Given these fluctuations in the mainland, the company’s biggest division, fashion and leather goods, pulled most of the weight. In the first nine months of 2022, business grew 31 percent (24 percent in organic) to 21.3 billion euros ($20 billion), led by Louis Vuitton. In addition to a successful men’s Spring Summer 2023 LV show in China, the star label unveiled many new products, including the Tambour Twenty collector’s watch. Limited to just 200 pieces, the $17,800 timepieces went “immediately out of stock” after being released in September, the company noted.
LVMH isn’t the only luxury giant turning its fortunes around. Earlier this week, Shanghai-based Lanvin Group announced that revenue in the first half of the year grew 73 percent year-over-year, representing “one of the highest growth rates in the global luxury industry.” Although Europe and North America largely drove this performance, Greater China managed to surge 32 percent year-over-year in sales as brands expanded their presence on local e-commerce platforms such as JD.com and Xiaohongshu. (Still, the owner of Sergio Rossi lowered its valuation in light of shifts in the currency and stock markets.)
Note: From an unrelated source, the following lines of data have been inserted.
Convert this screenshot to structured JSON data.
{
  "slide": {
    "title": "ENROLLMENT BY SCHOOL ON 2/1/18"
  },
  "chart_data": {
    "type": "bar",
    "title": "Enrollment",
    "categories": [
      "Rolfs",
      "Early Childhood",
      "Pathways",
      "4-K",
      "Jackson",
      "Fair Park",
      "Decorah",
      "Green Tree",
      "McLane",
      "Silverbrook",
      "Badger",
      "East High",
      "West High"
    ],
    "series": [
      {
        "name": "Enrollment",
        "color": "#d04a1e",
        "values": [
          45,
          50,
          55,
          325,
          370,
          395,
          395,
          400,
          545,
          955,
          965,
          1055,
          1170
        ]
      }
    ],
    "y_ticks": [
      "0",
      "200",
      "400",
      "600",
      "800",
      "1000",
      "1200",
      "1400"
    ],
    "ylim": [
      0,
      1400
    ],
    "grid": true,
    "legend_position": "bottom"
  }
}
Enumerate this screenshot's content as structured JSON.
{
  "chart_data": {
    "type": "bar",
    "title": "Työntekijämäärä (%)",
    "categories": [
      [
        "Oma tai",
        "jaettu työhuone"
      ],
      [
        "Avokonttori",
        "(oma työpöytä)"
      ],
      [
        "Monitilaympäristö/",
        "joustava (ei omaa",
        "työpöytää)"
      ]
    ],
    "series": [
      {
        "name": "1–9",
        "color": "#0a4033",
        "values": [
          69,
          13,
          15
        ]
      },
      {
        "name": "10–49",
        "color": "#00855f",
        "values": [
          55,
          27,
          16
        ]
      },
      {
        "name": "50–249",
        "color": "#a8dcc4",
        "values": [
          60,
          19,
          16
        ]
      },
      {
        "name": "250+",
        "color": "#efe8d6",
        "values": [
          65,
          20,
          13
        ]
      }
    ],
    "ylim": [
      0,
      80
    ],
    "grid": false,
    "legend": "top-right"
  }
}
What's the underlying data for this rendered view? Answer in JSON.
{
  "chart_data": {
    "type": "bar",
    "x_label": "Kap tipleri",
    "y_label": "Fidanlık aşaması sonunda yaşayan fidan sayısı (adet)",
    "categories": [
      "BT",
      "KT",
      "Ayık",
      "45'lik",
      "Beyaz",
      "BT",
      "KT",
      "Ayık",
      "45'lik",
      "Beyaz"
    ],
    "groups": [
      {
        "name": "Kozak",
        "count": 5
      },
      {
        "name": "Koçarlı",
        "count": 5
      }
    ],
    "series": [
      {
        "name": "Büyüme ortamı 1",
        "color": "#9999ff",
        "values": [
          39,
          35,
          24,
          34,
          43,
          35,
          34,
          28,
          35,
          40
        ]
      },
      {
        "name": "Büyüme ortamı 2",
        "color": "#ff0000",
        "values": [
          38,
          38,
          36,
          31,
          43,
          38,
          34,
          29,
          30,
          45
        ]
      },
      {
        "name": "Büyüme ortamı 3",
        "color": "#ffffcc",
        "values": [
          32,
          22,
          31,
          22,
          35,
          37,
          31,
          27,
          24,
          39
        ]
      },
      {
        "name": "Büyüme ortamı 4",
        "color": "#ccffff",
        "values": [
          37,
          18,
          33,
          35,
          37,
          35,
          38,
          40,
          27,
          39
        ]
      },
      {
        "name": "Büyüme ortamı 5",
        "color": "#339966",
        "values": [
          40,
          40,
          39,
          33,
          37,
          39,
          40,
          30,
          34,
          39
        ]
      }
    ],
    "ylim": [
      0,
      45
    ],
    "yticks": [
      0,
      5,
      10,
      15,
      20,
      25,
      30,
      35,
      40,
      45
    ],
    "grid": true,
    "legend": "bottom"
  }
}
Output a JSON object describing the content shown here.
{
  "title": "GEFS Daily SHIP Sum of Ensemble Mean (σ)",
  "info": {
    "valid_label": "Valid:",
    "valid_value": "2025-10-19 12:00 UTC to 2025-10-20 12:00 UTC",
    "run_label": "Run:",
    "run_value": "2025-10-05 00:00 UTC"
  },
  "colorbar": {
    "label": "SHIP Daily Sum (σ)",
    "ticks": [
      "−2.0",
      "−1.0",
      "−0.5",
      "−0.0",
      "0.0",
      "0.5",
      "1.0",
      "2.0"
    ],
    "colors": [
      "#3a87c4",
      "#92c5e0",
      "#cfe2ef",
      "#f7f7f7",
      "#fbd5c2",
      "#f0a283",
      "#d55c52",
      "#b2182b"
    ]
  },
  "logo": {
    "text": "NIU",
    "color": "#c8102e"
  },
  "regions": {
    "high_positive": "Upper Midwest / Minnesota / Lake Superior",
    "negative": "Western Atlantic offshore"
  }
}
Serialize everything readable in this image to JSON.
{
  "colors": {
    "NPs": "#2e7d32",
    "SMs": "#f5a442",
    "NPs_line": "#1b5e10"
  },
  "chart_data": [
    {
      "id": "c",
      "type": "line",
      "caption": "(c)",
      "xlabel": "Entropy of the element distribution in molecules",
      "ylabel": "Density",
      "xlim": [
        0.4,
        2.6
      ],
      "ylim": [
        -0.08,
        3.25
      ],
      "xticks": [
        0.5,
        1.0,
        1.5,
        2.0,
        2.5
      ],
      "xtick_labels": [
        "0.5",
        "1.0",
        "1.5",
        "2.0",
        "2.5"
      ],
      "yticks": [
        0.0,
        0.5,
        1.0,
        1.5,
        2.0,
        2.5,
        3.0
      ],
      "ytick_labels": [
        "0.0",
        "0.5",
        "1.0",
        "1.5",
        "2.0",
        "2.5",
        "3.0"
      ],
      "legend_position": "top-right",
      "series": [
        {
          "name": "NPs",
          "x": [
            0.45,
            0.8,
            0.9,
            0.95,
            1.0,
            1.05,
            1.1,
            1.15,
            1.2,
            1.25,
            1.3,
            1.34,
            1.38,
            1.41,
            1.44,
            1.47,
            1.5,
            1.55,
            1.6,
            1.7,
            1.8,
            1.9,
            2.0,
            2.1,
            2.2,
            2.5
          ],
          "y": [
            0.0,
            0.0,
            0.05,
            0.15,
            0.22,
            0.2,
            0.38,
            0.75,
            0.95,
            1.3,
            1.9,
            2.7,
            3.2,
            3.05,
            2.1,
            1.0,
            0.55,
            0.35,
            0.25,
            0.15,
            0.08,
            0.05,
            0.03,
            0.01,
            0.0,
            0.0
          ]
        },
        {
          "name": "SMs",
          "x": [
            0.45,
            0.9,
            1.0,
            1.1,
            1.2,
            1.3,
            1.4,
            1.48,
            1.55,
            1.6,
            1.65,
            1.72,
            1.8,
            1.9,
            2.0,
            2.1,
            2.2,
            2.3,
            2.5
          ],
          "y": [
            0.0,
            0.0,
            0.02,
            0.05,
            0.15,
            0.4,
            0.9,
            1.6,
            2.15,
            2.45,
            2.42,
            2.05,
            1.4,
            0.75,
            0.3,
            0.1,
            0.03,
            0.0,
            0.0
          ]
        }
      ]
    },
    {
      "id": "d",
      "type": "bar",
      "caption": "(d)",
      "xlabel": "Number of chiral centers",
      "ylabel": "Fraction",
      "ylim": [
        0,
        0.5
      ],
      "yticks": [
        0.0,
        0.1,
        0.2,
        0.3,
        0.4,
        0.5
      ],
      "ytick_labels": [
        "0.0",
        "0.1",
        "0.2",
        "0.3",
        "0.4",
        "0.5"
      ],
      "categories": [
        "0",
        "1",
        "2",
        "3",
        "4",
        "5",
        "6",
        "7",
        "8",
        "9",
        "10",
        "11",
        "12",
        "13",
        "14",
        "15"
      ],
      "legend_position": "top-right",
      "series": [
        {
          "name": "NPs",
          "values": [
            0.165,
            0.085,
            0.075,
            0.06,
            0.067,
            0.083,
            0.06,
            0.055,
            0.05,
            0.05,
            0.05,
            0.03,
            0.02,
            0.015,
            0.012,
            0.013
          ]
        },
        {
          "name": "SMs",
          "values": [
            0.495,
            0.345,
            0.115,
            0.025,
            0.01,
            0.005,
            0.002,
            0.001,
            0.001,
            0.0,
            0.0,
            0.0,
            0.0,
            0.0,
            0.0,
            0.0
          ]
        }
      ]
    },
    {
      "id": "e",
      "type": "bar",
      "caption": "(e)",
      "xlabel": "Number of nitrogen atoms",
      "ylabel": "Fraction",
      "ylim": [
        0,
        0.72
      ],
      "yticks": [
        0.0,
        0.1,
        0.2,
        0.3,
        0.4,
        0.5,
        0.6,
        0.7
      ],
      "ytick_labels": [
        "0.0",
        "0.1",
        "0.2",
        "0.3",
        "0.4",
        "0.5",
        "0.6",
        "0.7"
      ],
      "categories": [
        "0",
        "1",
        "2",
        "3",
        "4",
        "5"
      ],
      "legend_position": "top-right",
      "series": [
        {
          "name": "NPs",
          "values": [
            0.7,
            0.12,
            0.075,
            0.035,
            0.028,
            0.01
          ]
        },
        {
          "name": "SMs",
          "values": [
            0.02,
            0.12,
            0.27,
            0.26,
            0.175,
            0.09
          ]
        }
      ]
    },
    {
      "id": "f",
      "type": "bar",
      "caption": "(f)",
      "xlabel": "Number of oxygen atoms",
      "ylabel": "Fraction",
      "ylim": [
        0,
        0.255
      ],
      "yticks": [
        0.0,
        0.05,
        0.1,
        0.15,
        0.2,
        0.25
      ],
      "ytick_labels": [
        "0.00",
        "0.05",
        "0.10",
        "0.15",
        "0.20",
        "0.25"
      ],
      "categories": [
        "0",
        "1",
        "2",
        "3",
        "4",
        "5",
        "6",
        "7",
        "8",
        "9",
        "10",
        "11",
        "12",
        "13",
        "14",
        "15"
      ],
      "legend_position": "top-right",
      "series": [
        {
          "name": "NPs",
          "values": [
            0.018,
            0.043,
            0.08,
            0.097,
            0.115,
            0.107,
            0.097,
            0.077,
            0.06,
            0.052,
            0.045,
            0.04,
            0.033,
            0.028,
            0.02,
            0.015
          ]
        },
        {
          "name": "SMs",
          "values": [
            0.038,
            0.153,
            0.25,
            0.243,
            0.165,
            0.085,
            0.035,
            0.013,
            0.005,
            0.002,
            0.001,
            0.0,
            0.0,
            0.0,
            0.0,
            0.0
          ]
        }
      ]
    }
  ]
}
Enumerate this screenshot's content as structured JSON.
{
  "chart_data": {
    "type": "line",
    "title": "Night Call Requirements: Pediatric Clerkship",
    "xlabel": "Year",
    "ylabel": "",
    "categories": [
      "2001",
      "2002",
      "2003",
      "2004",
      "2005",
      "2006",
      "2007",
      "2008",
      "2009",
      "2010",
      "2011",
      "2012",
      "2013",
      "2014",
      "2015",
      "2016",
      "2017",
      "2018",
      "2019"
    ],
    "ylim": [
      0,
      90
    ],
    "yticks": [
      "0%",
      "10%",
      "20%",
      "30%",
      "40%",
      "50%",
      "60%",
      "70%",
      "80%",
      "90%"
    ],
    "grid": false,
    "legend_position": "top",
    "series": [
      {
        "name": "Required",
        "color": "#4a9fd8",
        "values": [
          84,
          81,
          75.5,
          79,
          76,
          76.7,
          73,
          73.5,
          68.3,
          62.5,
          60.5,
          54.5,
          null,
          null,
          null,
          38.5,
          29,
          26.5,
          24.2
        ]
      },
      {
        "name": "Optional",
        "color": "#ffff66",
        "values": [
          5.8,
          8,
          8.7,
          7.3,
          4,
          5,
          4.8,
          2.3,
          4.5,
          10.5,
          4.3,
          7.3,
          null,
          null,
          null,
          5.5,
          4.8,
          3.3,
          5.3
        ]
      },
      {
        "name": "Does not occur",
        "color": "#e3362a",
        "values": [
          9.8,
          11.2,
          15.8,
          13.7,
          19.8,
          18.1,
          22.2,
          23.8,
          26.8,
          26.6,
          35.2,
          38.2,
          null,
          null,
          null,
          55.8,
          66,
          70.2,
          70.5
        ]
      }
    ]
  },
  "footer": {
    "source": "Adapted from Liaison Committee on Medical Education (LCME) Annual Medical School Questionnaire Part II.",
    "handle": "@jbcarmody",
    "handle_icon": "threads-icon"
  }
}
As these results show, strong local demand in Europe and North America and rebounding tourism are helping global businesses to weather the storm. However, Bernstein analyst Luca Solca tells Jing Daily that Chinese consumers remain the most important constituency for these players. “We see in our analyses that — as soon as COVID-19 restrictions are lifted — Chinese consumers will go back to the stores.”
It’s also important to remember that these affluent consumers are not heavily swayed by inflationary pressures. “Luxury is not a proxy for the general economy,” explained LVMH’s Guiony. “We don’t necessarily sell to the average household. We end up selling to affluent people and they have a behavior on their own that’s not necessarily totally aligned with economic or GDP ups and downs.”
As consumers getting out of the pandemic are in “carpe diem mode,” luxury names can head into the holiday season with some optimism. But they’re not completely out of the woods just yet: “Clearly, at one point luxury spend will normalize and converge back to fundamentals,” Solca continued. “This is why we think it would be important for luxury brands to find a ‘growth relay’ between western consumers moderating their spend into FY23E and Chinese consumers accelerating.” Those that do will be the ones that pull ahead of the pack.